En formation de jardinier paysagiste, l’accusé est le dernier d’une fratrie de cinq, qui a été élevé par son beau-père après le décès de sa mère quand il avait 6 ans. Son père était, lui, décédé un an après sa naissance. Sa scolarité a été chaotique et s’est arrêtée « à l’âge de 14 ans » en 4e Segpa. Il a enchaîné quelques petits boulots avant de rencontrer la maman de Léonie quand il avait 20 ans. Il ne travaille pas depuis 2005 et vit du RSA. Il ne cache pas une addiction à l’alcool au moment des faits mais s’annonce sevré à ce jour.
Selon lui, le 4 septembre 2007 au soir, il a sonné chez sa voisine « car j’avais oublié mes clés et ma compagne ne répondait pas à l’interphone. Elle avait l’habitude d’aller boire et discuter chez la voisine ». Il aurait récupéré ses clés et aurait quitté la voisine avec sa compagne et le bébé. « On est rentré et on s’est couché. Le lendemain matin, ma compagne n’était plus dans le lit et j’ai vu la petite qui suffoquait. Je suis donc allé chez la voisine pour qu’elle appelle les secours car je n’avais pas de téléphone ». Sa compagne se trouvait chez cette voisine.
Le président lui fait remarquer qu’une ligne de téléphone portable avait pourtant été ouverte à son nom. Et le pousse dans ses retranchements en opposant les différentes déclarations effectuées lors de l’enquête. Il n’a appris la cause réelle du décès du bébé qu’en 2013. « J’avais fait mon deuil. On avait enterré la petite et six ans après, la Police vient me chercher pour me dire que la petite est finalement morte d’une fracture du crâne et que ce serait à cause de moi ! »
“Immature et impulsif”
Les experts psychiatre et psychologue ont décrit l’accusé « comme immature et présentant une déficience intellectuelle ». Ce qui, selon la psychologue, « pourrait expliquer son impulsivité et sa réactivité à fleur de peau ».

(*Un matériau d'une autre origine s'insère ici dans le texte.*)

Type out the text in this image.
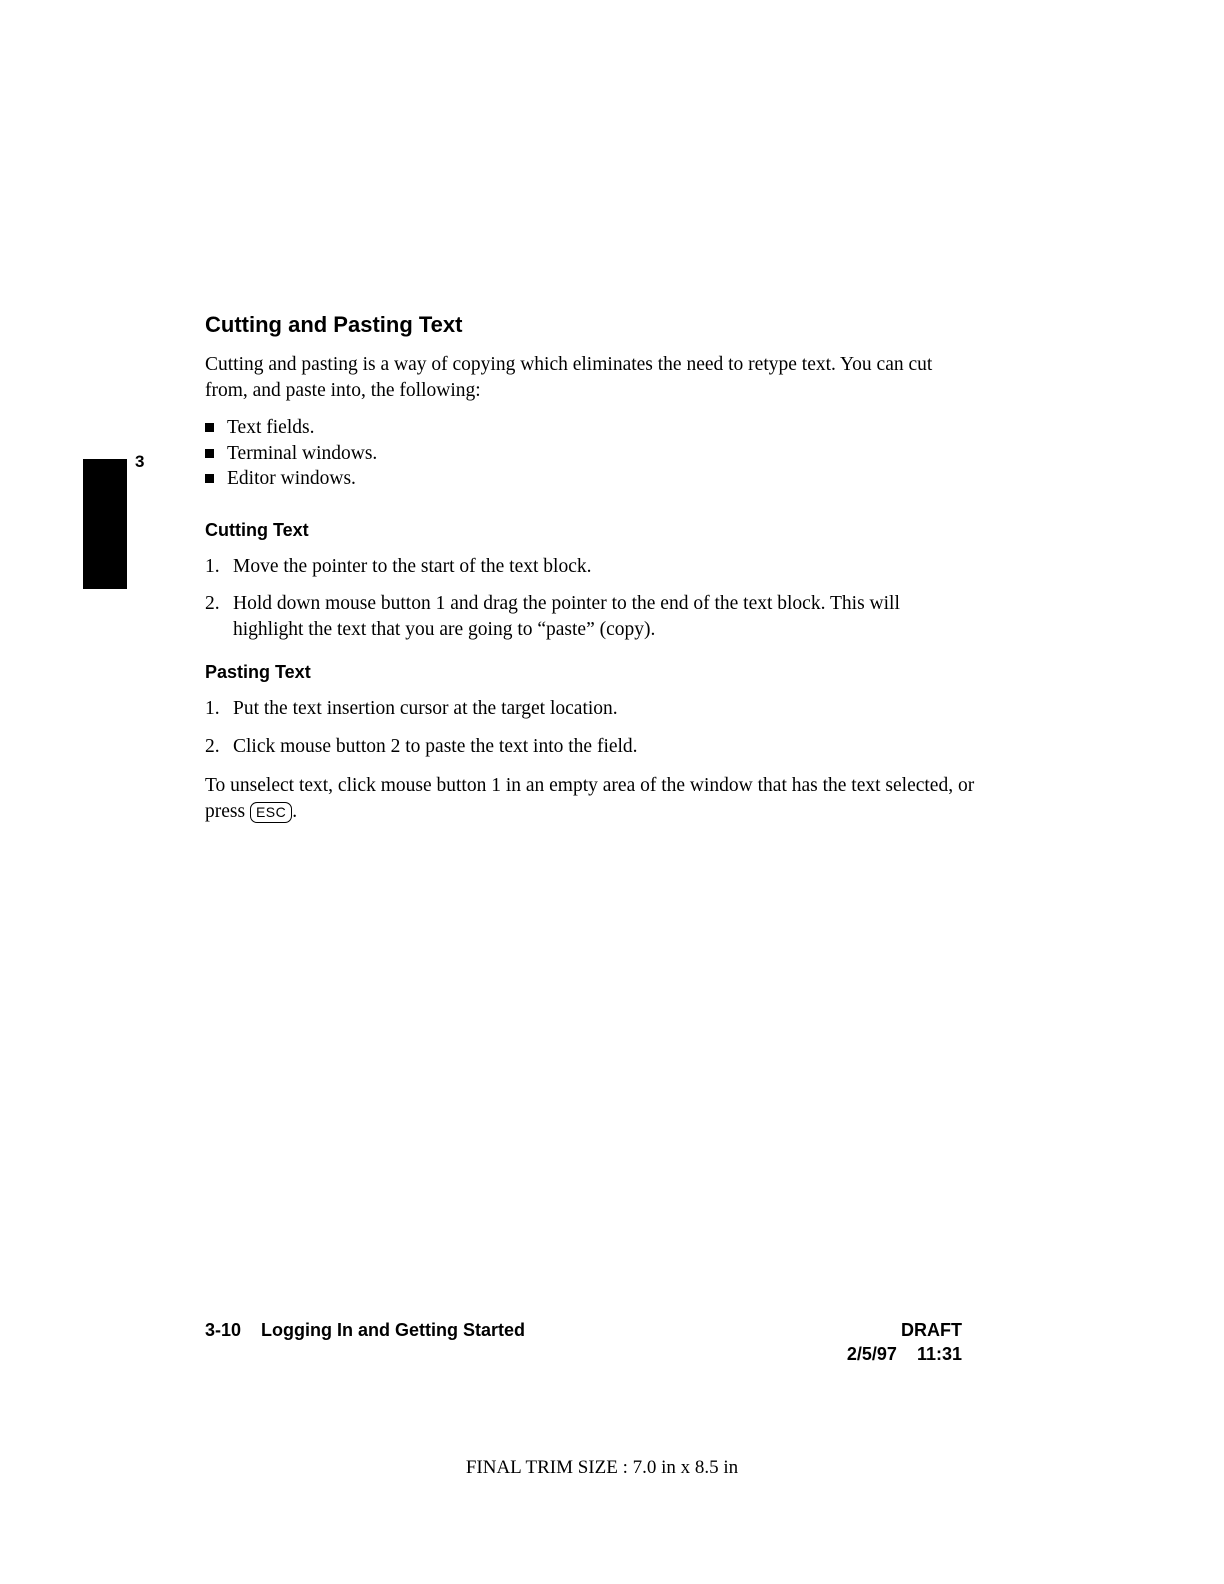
3
Cutting and Pasting Text

Cutting and pasting is a way of copying which eliminates the need to retype text. You can cut from, and paste into, the following:

Text fields.
Terminal windows.
Editor windows.
Cutting Text
1. Move the pointer to the start of the text block.
2. Hold down mouse button 1 and drag the pointer to the end of the text block. This will highlight the text that you are going to “paste” (copy).
Pasting Text
1. Put the text insertion cursor at the target location.
2. Click mouse button 2 to paste the text into the field.

To unselect text, click mouse button 1 in an empty area of the window that has the text selected, or press ESC .

3-10 Logging In and Getting Started	DRAFT
2/5/97 11:31
FINAL TRIM SIZE : 7.0 in x 8.5 in
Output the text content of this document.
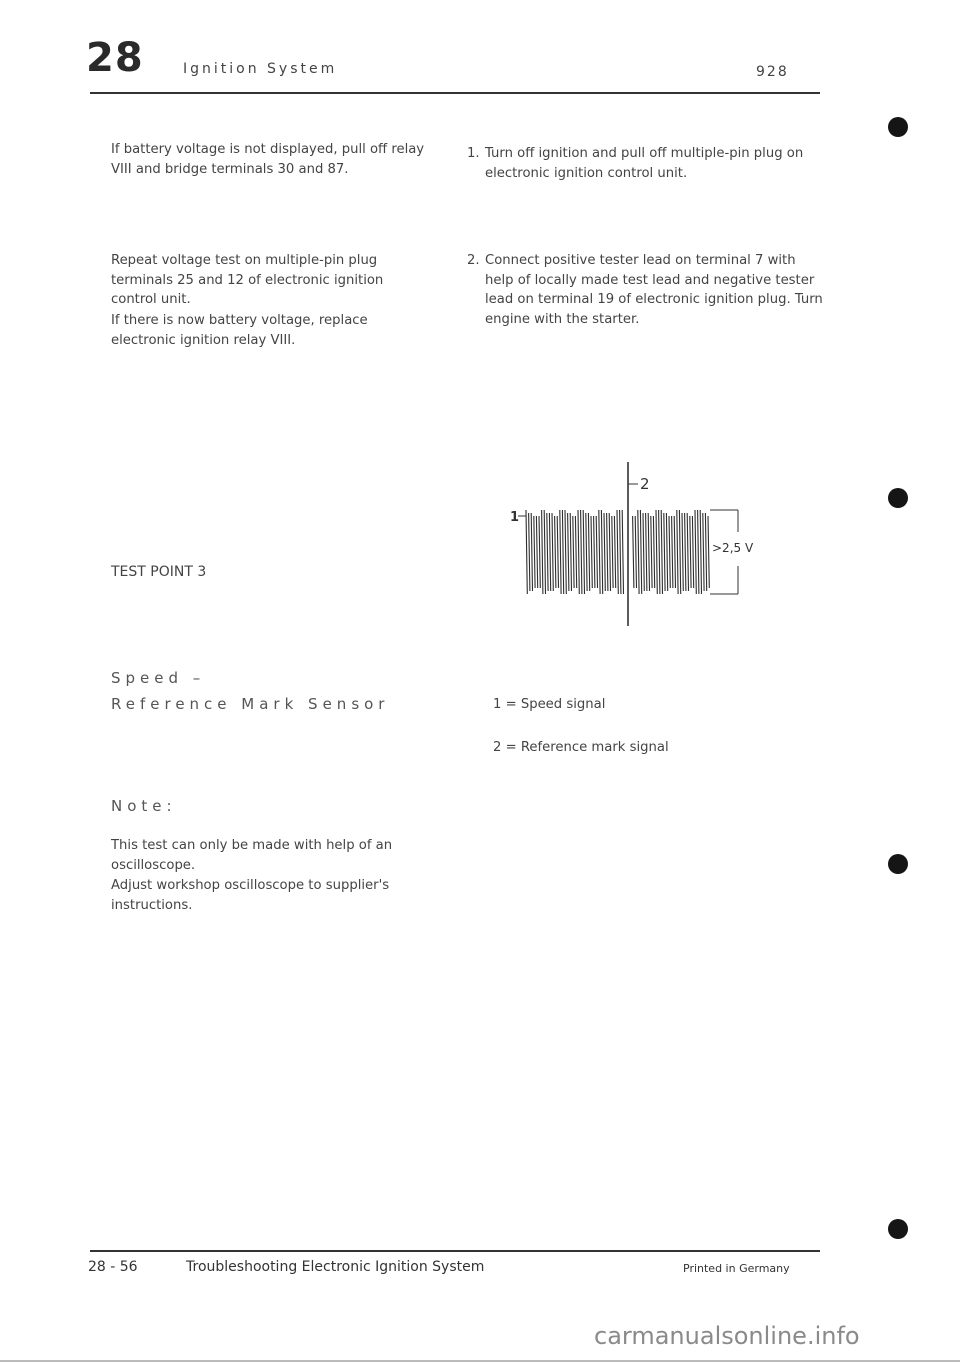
28	Ignition System	928
If battery voltage is not displayed, pull off relay VIII and bridge terminals 30 and 87.
Repeat voltage test on multiple-pin plug terminals 25 and 12 of electronic ignition control unit.
If there is now battery voltage, replace electronic ignition relay VIII.
TEST POINT 3
Speed –
Reference Mark Sensor
Note:
This test can only be made with help of an oscilloscope.
Adjust workshop oscilloscope to supplier's instructions.
1. Turn off ignition and pull off multiple-pin plug on electronic ignition control unit.
2. Connect positive tester lead on terminal 7 with help of locally made test lead and negative tester lead on terminal 19 of electronic ignition plug. Turn engine with the starter.
2
1
>2,5 V
1 = Speed signal
2 = Reference mark signal
28 - 56	Troubleshooting Electronic Ignition System	Printed in Germany
carmanualsonline.info
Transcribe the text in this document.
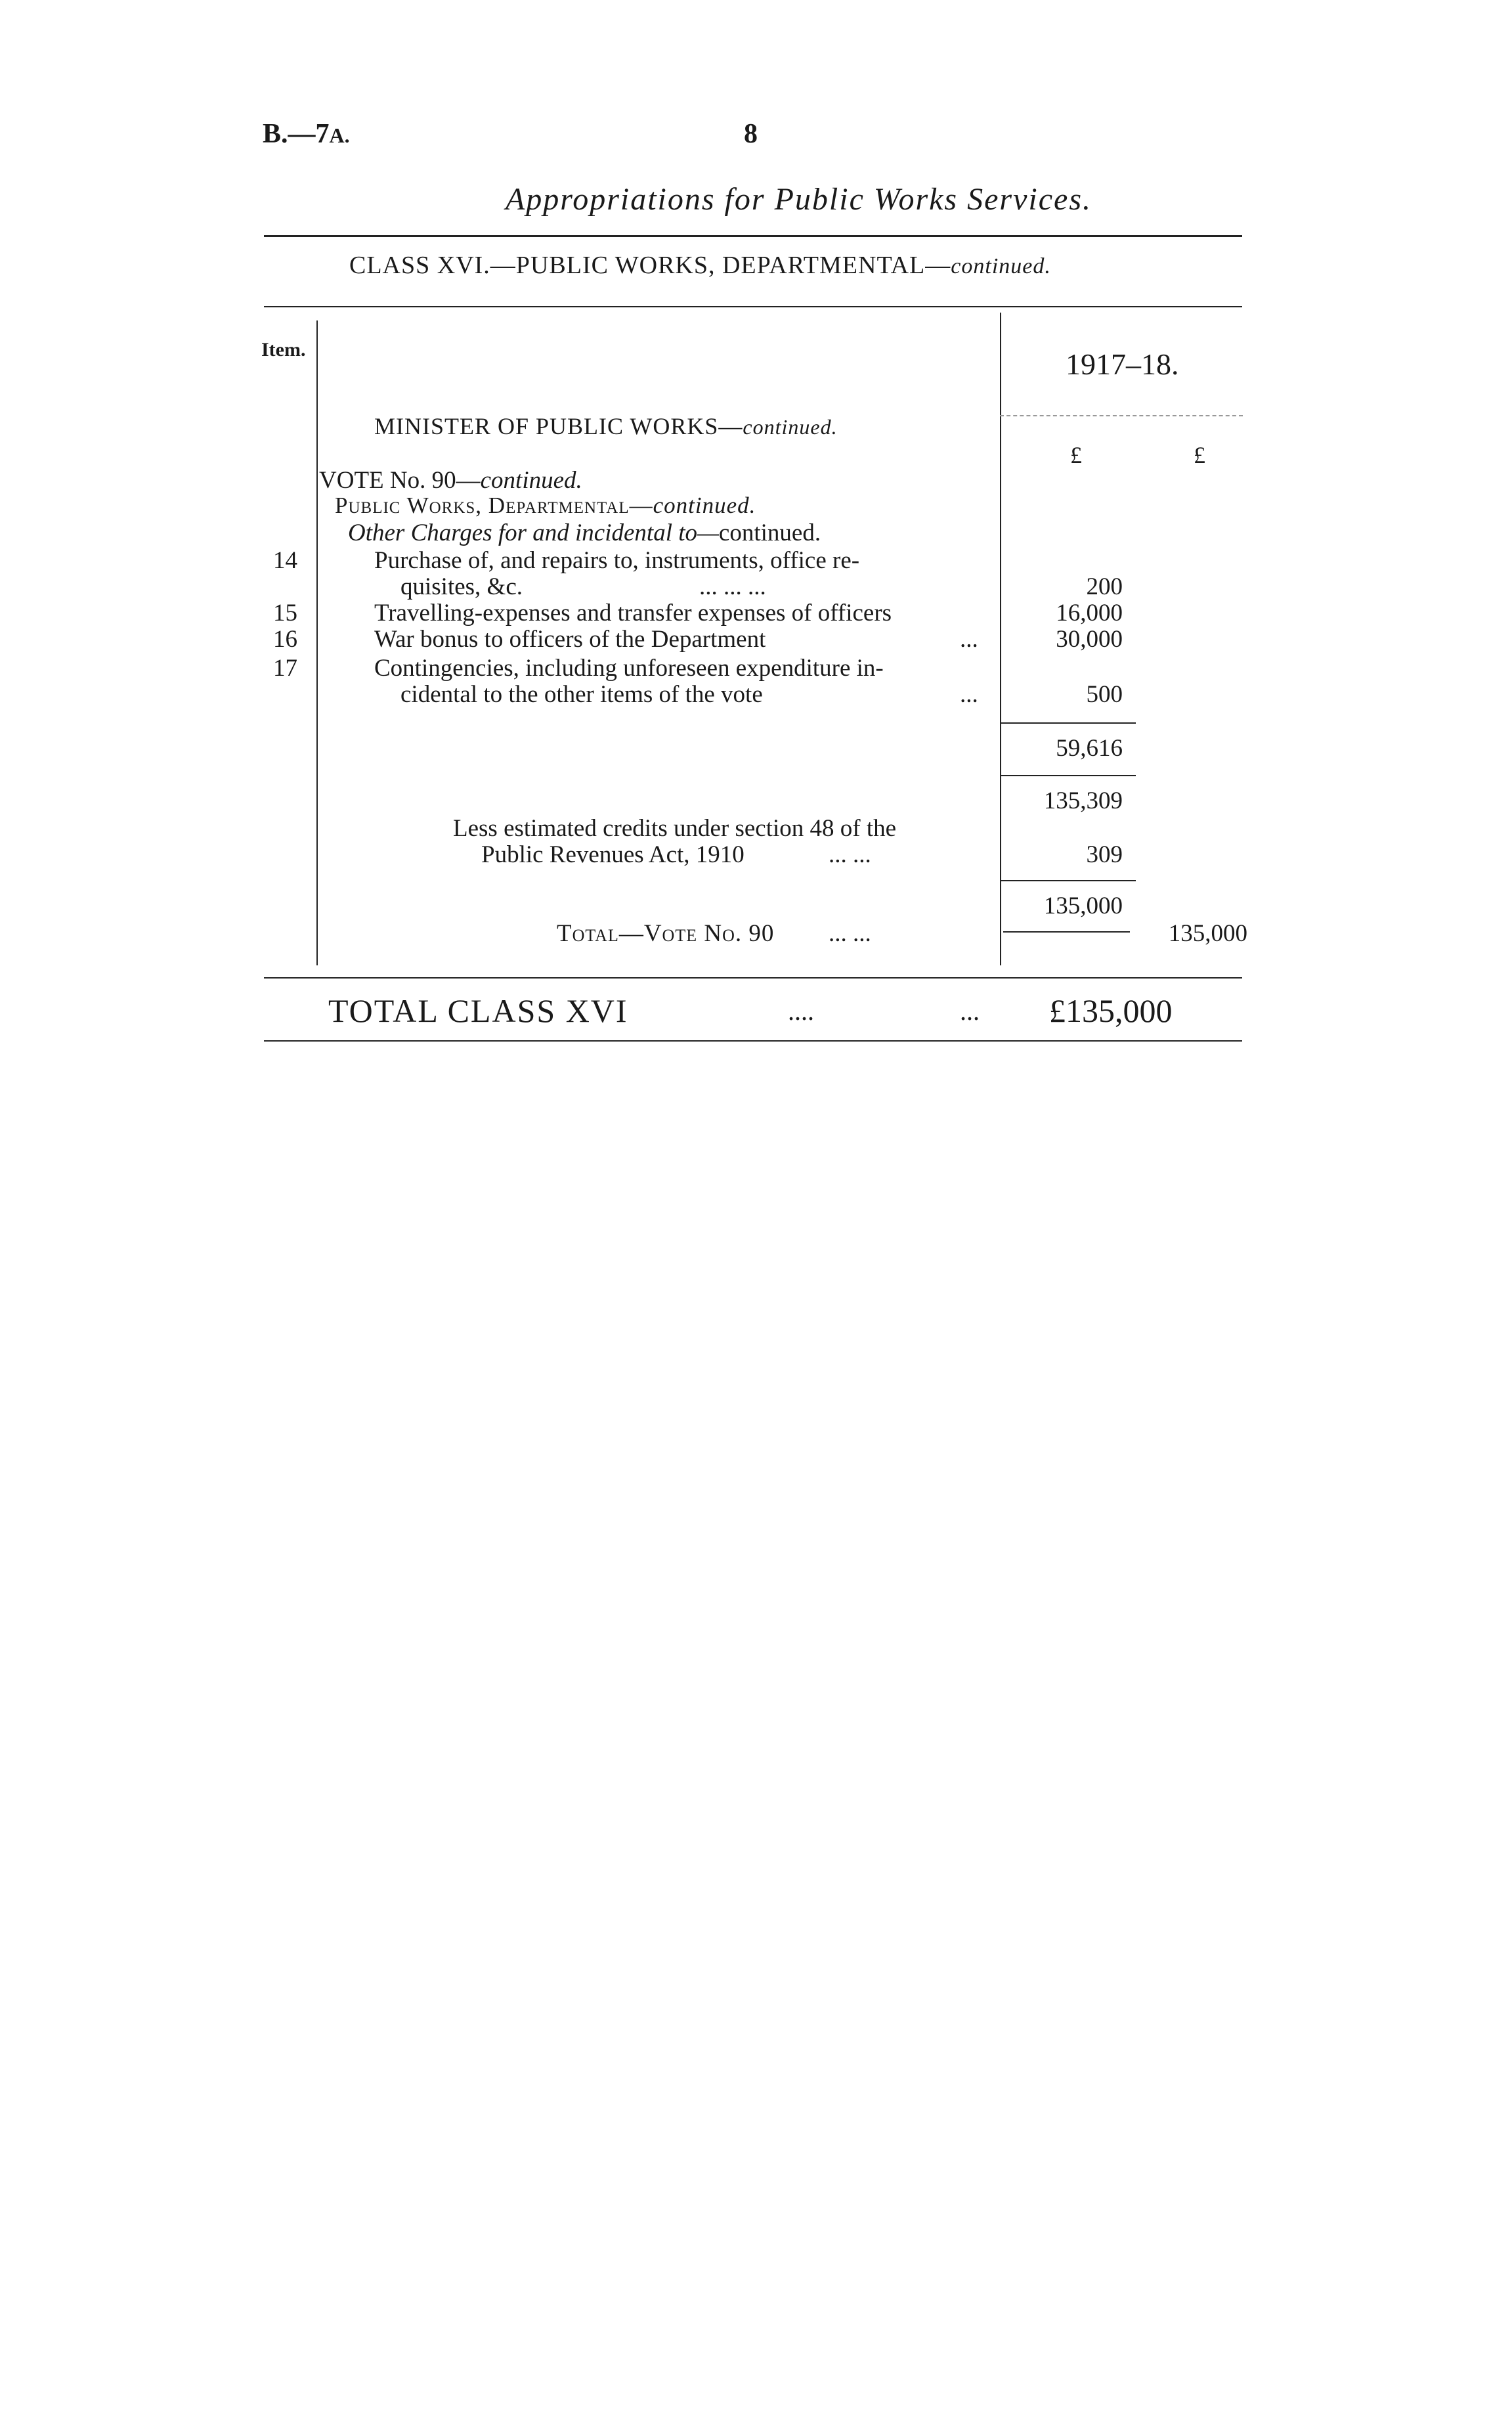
B.—7A.	8
Appropriations for Public Works Services.
CLASS XVI.—PUBLIC WORKS, DEPARTMENTAL—continued.
Item.	1917–18.
£	£
MINISTER OF PUBLIC WORKS—continued.
VOTE No. 90—continued.
Public Works, Departmental—continued.
Other Charges for and incidental to—continued.
14	Purchase of, and repairs to, instruments, office re-
quisites, &c.	... ... ...	200
15	Travelling-expenses and transfer expenses of officers	16,000
16	War bonus to officers of the Department	...	30,000
17	Contingencies, including unforeseen expenditure in-
cidental to the other items of the vote	...	500
59,616
135,309
Less estimated credits under section 48 of the
Public Revenues Act, 1910	... ...	309
135,000
Total—Vote No. 90 ... ...	135,000
TOTAL CLASS XVI	....	... £135,000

« De toute façon, je sais que je vais aller en prison donc ça ne sert à rien », a-t-il déclaré au service de probation qui fait état d’un contrôle judiciaire assez peu respecté. « Donc les faits sont exacts ? », l’interroge le président. « Non mais ce sont les Assises d’Alençon et ça condamne nécessairement. En tous les cas, c’est mon point de vue », a-t-il annoncé.
L’après-midi de ce premier jour de procès est consacré aux témoignages. le verdict est attendu pour demain, mardi.